Skip to content

So mega-upload is gone

So the site http://megaupload.com/ has been taken offline, amidst allegations of knowingly conducting in piracy.

There are probably a lot of legitimate users who have lost access to their uploaded files, even if they were offsite backups you can imagine a user owning a website which now has a million dead-links.

This reminds me of a conversation I overheard on Jon Dowlands blog - the summary is that he'd written a (useful) tool to extract attachments from Maildir folders and was wondering how to store and access those attachments. The upshot seemed to be magical URLs of the form:

  • https://file.example.com/sha1/509c2fe2eba509e93987c3024a74d74583c274bd

The comments covered an alternative which was hash:///sha1/xxxxxxxxxxxxxxxx, which then becomes close to the magnet:// schema.

I've not yet thought things through, but I can't help thinking that with the redundency already present in the internet we should be looking at non-server-specific links. Yes there are times right now when you might want to address a specific file on a specific server - but otherwise?

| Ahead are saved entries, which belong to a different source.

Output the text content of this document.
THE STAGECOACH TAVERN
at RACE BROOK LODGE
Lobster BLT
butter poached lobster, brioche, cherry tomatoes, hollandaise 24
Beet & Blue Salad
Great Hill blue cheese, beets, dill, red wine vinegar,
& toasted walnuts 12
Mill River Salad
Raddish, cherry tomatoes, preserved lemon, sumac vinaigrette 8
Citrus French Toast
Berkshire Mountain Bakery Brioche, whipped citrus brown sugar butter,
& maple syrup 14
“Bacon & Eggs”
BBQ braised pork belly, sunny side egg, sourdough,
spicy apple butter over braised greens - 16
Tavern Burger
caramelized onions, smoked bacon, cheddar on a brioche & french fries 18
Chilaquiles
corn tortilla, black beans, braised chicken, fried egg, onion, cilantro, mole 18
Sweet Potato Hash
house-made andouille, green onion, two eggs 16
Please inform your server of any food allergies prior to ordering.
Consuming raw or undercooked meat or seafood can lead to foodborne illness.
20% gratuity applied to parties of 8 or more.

Wouldn't it be nice if you could just access a file from "anywhere" which happened to have the right contents?

Already my nonporn-but-definitely-adult-site makes its images available as /img/$md5sum.jpg - and similarly the storage at the back-end of my random image upload site uses SHA1 hashes to store the actual files.

To make this more complete what we need is something that crawls the internet to find files by hash; then add support in browsers. Obviously this must be async and could introduce timing issues, but fundamentally it seems like a reasonable approach to the problem of a single host going offline.

(Consider what happens if imgur.com disappears. All those links would die, yet 99% of the images would still be available somewhere.)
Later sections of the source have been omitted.